Yes. My heart thumps, pounds in one syllable: yes, yes, yes, with a fervor that surprises even me because I thought maybe I was getting over her.

If nothing else, I’ve definitely moved on.

“Tonight?” I ask.

“It doesn’t have to be,” she says. “I mean, I don’t really have plans —”

“I can make tonight.”

“Then yeah, tonight.”

I’ll have to cancel on someone else, but it doesn’t matter.

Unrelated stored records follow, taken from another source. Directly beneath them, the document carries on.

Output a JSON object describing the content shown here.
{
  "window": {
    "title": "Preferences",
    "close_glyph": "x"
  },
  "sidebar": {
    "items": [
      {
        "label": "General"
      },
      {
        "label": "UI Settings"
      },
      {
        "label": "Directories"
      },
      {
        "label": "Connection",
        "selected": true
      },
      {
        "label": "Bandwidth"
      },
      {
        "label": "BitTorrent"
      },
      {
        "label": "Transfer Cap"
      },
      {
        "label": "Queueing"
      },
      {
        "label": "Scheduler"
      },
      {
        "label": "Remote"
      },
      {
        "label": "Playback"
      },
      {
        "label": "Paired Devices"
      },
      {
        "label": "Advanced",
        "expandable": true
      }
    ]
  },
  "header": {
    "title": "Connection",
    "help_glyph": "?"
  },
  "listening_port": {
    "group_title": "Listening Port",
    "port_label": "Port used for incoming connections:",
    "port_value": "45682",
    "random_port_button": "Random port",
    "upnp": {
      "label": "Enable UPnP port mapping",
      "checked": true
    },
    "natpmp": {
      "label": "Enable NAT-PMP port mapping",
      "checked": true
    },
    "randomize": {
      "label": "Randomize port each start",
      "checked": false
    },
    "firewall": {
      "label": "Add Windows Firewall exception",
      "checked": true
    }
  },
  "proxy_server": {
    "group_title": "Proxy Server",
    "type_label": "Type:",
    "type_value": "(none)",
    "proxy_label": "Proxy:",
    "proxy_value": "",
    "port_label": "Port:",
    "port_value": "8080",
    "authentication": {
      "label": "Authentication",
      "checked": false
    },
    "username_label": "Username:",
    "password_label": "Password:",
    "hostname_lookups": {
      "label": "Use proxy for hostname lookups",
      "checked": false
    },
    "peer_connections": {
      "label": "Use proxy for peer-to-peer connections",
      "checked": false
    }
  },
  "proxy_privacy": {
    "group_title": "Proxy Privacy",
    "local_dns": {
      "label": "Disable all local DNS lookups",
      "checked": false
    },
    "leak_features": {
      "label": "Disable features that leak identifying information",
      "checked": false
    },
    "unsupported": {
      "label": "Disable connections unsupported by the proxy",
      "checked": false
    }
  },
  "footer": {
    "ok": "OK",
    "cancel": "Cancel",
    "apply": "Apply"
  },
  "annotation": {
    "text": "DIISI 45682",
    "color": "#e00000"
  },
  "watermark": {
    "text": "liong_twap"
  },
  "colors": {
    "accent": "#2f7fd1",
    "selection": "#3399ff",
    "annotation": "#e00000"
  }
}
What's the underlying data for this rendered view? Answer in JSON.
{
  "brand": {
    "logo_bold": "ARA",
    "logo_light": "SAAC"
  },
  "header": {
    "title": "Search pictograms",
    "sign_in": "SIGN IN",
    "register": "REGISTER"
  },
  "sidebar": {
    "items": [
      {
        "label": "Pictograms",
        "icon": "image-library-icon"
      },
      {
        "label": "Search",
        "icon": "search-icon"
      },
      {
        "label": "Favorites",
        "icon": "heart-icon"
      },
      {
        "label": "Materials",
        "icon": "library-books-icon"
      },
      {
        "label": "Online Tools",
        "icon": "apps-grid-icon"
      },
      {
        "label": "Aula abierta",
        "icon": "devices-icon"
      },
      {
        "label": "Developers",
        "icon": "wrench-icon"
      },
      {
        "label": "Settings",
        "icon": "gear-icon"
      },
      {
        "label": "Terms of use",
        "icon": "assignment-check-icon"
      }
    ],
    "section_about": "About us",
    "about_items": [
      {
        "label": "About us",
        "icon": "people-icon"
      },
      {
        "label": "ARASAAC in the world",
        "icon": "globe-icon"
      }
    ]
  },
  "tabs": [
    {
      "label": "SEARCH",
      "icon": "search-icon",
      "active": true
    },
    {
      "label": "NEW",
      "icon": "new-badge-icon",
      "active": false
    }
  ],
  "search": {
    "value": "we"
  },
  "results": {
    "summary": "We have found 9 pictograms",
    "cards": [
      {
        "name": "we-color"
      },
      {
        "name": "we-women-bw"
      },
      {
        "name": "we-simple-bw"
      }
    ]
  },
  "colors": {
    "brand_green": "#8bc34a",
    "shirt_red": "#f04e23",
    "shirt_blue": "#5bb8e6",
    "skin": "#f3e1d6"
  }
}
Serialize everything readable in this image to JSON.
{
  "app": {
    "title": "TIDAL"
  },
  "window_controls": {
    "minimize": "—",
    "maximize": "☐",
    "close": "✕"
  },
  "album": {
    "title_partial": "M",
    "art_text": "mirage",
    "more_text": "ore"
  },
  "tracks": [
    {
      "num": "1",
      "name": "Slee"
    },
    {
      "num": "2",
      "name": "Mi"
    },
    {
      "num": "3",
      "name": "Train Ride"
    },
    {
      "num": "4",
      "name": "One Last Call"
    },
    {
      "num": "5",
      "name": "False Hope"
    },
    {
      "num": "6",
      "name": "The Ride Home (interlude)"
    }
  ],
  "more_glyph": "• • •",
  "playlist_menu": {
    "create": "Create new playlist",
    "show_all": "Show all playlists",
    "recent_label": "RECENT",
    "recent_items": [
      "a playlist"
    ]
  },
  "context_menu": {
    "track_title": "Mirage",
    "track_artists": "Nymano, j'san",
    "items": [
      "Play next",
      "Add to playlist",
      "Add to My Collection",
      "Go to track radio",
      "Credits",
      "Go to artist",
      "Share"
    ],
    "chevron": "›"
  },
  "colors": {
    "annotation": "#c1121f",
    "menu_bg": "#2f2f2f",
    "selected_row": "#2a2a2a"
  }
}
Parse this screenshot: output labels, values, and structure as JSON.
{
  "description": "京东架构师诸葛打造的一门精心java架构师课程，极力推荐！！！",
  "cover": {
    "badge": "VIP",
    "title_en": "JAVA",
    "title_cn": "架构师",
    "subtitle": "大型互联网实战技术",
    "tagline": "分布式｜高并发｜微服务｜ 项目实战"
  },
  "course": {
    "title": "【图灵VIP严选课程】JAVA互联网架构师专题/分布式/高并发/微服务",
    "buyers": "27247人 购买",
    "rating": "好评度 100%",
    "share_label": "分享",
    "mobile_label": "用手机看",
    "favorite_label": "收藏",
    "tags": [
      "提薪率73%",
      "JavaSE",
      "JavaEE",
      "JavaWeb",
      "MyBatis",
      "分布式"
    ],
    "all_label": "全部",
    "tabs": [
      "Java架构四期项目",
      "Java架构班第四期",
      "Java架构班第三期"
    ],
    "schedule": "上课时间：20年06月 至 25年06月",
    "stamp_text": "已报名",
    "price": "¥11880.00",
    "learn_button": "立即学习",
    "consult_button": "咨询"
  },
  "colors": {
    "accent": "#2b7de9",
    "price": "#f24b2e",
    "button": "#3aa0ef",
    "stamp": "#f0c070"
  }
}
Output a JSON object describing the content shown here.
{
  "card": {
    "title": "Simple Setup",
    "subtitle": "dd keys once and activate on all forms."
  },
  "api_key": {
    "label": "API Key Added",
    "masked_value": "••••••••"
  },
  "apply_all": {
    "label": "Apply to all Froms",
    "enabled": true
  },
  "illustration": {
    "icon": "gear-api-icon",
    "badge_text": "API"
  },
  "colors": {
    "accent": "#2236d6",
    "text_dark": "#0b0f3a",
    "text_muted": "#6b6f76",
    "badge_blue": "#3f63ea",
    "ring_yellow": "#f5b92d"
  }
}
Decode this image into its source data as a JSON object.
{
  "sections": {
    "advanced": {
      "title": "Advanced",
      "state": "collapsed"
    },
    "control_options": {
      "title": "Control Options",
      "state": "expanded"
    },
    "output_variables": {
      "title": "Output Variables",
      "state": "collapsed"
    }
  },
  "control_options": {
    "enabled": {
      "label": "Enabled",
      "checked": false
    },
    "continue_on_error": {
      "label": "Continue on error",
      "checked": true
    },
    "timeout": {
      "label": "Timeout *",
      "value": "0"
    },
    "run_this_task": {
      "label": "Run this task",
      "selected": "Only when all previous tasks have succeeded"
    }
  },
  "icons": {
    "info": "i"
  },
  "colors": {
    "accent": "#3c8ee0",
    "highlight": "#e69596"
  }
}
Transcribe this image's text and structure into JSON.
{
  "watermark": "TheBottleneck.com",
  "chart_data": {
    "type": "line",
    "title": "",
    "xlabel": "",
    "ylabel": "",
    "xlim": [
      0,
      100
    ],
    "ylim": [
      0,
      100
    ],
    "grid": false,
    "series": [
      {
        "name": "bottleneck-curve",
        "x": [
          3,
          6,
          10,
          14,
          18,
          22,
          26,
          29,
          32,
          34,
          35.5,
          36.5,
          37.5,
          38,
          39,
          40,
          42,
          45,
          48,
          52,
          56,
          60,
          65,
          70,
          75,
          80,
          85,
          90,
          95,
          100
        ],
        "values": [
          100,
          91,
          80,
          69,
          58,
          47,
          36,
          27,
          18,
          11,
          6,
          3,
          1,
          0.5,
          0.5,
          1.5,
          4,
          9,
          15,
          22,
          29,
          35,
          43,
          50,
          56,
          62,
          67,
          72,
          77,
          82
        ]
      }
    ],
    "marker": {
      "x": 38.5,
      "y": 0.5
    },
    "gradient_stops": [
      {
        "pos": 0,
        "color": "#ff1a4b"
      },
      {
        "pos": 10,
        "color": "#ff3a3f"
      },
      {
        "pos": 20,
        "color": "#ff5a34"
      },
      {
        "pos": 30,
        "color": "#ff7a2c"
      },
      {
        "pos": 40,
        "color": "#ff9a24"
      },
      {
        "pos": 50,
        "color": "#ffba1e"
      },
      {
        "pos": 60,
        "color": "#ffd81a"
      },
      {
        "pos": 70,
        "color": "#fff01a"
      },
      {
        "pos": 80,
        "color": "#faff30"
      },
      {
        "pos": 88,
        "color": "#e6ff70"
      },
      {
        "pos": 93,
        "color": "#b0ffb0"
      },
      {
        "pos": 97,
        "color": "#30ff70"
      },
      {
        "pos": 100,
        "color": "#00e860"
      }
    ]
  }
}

I don’t think Abby will care, and if she does, so what? She’s not my girlfriend, just a way to pass the time.

“Where? Are you still in Leesburg?”

“Don’t come here,” she says quickly. “It’s not a good idea, someone might see us and it’s not a good look and Nolan might drag things out.”

“Where?”

“The Marriott in downtown Harrisonburg,” she says. “There’s a bar in the lobby, Harrisonburg is about halfway between us, it looks like it’s pretty nice.”

I go silent for a long moment. The pit of my stomach swirls, ebbs. That deep-down glimmer grows and burns.

“You want to meet in a hotel?” I ask.

“In the bar. In the lobby.”

“A hotel bar, in a hotel lobby.”

Delilah says nothing. I fantasize about saying no and keeping the plans I’ve already got because Abby’s a nice girl. Eager to please. Likes it when I talk dirty. Doesn’t mind that I don’t spend the night, says she doesn’t care that I see other people.

It’s just a fantasy, though.

“Downtown Marriott,” I say. “Harrisonburg. I’ll look for you in the bar.”

“Thank you,” Delilah says before I hang up, then put both elbows on the wooden railing around the porch and cover my face with my hands.

A moment later, I straighten, slide my phone into my pocket, go back inside.

“Something came up,” I tell Daniel. “I gotta go. Talk about this tomorrow?”

“No,” he says. “Seth. Are you kidding? Don’t fucking —"

He glances at the living room, lowers his voice.